The dimensions of the meta-device will also influence its performance (Fig. 6). We use the repetitive number Nrep to represent the dimension (L=N0×Nrep×p) of the meta-device. As discussed in Fig. 3, a larger Nrep corresponds to a higher resolution of the focal spot arrays (smaller spot size). It is important to note that the resolution is subject to the Rayleigh diffraction limit. The meta-device should not be too large, as it would take up too much space. In practical use, the incident THz beam may be a Gaussian beam, and the approximate plane wave incidence cannot be effectively ensured across the entire range of the meta-device. It is the main reason for the discrepancies between the simulated and measured results in Fig. 4. The limited aperture of the dielectric lens prevents the approximated plane wave from fully covering the meta-device, thereby compromising its performance.

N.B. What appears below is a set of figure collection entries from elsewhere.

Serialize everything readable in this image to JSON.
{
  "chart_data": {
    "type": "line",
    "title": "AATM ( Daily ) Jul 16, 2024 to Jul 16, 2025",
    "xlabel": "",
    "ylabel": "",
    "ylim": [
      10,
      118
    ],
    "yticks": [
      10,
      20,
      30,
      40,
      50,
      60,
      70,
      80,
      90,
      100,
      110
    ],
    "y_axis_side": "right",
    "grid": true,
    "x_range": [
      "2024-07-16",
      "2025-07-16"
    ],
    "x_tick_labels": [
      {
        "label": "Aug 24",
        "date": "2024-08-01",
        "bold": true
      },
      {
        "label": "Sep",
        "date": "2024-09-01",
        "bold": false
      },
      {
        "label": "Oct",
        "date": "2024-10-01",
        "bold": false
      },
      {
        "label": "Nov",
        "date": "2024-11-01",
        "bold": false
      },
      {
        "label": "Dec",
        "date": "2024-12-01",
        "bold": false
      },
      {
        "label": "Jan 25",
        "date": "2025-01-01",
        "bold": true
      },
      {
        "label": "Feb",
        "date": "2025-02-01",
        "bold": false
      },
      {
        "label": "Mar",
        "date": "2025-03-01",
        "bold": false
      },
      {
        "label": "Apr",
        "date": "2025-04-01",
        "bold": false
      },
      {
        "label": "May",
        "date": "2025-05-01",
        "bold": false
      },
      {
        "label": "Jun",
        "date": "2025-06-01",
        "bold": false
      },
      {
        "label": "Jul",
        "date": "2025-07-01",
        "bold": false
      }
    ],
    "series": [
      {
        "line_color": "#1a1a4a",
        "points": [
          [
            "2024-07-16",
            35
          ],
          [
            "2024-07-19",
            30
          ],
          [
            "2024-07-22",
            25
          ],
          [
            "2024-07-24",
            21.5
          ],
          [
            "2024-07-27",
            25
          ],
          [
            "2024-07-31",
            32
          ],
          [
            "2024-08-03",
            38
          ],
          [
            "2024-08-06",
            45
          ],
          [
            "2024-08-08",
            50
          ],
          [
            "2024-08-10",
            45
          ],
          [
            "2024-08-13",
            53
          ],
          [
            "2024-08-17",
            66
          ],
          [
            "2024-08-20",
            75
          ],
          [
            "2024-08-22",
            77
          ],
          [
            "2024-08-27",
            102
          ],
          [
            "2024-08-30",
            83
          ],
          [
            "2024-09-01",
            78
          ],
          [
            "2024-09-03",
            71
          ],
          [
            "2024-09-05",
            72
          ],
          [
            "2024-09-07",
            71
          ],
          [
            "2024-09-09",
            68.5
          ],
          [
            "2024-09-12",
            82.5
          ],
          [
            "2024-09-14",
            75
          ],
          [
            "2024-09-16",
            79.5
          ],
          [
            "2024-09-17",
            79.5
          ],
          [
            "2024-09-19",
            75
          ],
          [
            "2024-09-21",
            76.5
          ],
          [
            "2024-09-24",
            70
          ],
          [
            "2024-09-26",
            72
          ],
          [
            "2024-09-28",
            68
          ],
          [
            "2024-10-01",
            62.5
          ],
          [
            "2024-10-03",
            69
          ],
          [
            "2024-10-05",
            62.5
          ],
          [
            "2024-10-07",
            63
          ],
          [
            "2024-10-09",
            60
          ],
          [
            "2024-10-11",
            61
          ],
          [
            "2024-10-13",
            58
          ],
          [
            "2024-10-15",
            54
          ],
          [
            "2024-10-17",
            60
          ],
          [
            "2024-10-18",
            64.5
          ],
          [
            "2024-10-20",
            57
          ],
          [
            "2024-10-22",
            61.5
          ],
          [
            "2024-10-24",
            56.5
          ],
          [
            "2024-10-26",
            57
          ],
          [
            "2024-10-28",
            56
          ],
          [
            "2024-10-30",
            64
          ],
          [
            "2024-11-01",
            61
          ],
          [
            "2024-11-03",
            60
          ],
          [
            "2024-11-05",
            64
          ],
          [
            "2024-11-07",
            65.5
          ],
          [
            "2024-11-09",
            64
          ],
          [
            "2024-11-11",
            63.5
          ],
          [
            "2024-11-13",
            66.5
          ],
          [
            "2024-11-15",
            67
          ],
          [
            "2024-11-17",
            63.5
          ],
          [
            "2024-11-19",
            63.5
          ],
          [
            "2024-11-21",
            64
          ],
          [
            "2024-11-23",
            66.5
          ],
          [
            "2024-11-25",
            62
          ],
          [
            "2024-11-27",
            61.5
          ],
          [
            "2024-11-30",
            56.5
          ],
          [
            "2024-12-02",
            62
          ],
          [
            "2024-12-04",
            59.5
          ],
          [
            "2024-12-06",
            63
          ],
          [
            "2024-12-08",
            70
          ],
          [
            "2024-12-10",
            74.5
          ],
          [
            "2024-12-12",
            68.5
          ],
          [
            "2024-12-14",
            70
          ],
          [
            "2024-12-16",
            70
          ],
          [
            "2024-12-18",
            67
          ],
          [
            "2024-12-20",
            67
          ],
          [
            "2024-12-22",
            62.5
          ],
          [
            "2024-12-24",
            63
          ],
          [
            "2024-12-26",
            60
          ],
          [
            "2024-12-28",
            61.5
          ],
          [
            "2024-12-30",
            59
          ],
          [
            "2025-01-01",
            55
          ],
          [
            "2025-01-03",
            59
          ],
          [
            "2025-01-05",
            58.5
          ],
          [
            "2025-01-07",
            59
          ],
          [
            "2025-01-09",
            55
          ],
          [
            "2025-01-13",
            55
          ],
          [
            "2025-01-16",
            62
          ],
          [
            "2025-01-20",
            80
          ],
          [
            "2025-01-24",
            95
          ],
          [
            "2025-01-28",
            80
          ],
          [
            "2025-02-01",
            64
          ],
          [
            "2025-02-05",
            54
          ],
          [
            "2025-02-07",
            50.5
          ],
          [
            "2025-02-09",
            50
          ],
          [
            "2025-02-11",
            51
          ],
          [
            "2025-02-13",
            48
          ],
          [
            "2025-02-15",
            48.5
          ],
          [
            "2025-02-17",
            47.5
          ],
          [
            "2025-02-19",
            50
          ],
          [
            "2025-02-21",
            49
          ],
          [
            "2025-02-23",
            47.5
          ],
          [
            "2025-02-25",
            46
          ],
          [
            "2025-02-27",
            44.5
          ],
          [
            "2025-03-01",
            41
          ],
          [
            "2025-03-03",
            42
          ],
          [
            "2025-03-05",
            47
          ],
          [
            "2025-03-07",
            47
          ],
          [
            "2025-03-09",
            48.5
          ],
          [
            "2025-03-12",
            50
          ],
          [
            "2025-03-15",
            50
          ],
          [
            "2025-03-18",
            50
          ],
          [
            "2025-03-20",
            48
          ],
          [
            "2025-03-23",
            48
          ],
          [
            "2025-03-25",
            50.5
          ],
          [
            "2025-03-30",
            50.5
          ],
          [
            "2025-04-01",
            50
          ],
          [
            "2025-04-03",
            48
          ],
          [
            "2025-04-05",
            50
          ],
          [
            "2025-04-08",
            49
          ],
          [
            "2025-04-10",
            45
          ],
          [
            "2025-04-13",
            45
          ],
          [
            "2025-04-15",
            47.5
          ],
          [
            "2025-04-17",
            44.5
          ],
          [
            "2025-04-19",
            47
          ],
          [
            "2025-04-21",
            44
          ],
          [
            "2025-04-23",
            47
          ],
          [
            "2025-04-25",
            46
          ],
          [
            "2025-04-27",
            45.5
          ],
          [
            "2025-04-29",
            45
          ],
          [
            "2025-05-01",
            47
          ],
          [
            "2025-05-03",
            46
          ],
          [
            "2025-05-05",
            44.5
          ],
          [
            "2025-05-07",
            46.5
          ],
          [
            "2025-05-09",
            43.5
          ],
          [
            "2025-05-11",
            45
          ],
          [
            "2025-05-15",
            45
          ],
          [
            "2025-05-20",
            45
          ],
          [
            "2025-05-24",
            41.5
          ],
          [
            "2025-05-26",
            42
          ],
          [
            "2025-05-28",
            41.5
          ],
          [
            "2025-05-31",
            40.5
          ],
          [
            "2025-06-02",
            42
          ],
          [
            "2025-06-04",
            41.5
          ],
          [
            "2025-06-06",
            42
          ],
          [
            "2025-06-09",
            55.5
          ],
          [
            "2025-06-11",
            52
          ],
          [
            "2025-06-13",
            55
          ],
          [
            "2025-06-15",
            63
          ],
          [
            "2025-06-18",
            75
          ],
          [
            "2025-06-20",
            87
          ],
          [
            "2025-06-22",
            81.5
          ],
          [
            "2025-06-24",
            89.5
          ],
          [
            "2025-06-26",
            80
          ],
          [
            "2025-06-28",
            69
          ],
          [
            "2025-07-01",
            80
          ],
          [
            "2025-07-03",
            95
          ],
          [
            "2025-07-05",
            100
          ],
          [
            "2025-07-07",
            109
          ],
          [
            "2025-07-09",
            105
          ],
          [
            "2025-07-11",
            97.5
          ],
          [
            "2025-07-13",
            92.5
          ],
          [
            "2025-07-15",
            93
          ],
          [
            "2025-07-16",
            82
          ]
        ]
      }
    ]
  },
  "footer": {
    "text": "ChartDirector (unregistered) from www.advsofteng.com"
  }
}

We also notice there are several sidelobes around the main spots. Such a phenomenon is caused by the limited aperture and uniform amplitude (i.e., all-one amplitude) modulation of the meta-device. The meta-devices with finite apertures always produce sidelobes around the main spots. Besides, according to the array antenna theory, the units with uniform amplitude can also lead to sidelobes. The approaches to suppress them are by increasing the spatial sizes and introducing amplitude-modulated meta-atoms, and the amplitude distribution may also be optimized with well-defined objective functions. As shown in Fig. 6, the meta-device with a larger spatial size (Nrep=4) can generate weaker sidelobes than that with a smaller spatial size (Nrep=3). However, in the experiment, we cannot generate such a wide THz beam to cover the entire meta-device with Nrep=4. Thus, we still use the smaller one (Nrep=3) to conduct the experiment. In the present design, we do not consider realizing complex-amplitude modulation. Other well-designed metasurfaces may help realize this [42], thus achieving sidelobe suppression.

Compared with other existing reconfigurable terahertz metasurfaces, this mechanically reconfigurable meta-device has higher efficiency. Because it is made of passive dielectric materials, the losses are lower than metal materials. For example, no ohmic loss is introduced. To illustrate this, we compare the focusing efficiency of previously reported reconfigurable terahertz metasurfaces, as shown in Table 2. Here, we consider the efficiency of working mode 4 (single focusing spot) to be the focusing efficiency of this meta-device (see Table 1).Table 2.

Efficiency Comparison of Our Proposed Meta-Device with Previously Reported Works

The simulated field intensities on the focal plane at three different frequencies (0.27 THz, 0.3 THz, and 0.33 THz) are calculated, as shown in Fig. 8. The location of focal spots changes as frequency varies. To ensure the meta-device’s normal operation, each focal spot’s spatial deviation at different frequencies should be less than 2.5 mm (half the distance between neighboring focal spots at 0.3 THz). To obey this, we estimate the normal working range is from 0.27 THz to 0.33 THz. Thus, the bandwidth is 0.33THz−0.27THz=0.06THz, and the relative bandwidth is (0.06THz/0.3THz)×100%=20%. Although the meta-device is designed at a single working frequency of 0.3 THz, it still shows a relatively broadband behavior (0.27–0.33 THz). This feature makes it promising for future 6G mobile communication system applications.

To conclude, we propose a scheme to generate reconfigurable THz focal spot arrays with a rotatable doublet meta-device. By adjusting the relative rotation angles between the two metasurfaces to 0°, 90°, 180°, and 270°, the number and position of focal spot arrays on the focal plane can be flexibly switched among four distinct working modes. The gradient descent method is introduced to inversely design the phase distributions, ensuring the THz waves are precisely split and focused to form the desired focal spot arrays. To physically achieve this, we fabricate the meta-device using the 3D printing technique, and the phase distribution is realized by tuning the heights of meta-atoms. The measurement results and simulations are in good agreement, validating the excellent performance of this doublet meta-device. This approach paves a way to design inexpensive components for future 6G THz communication systems.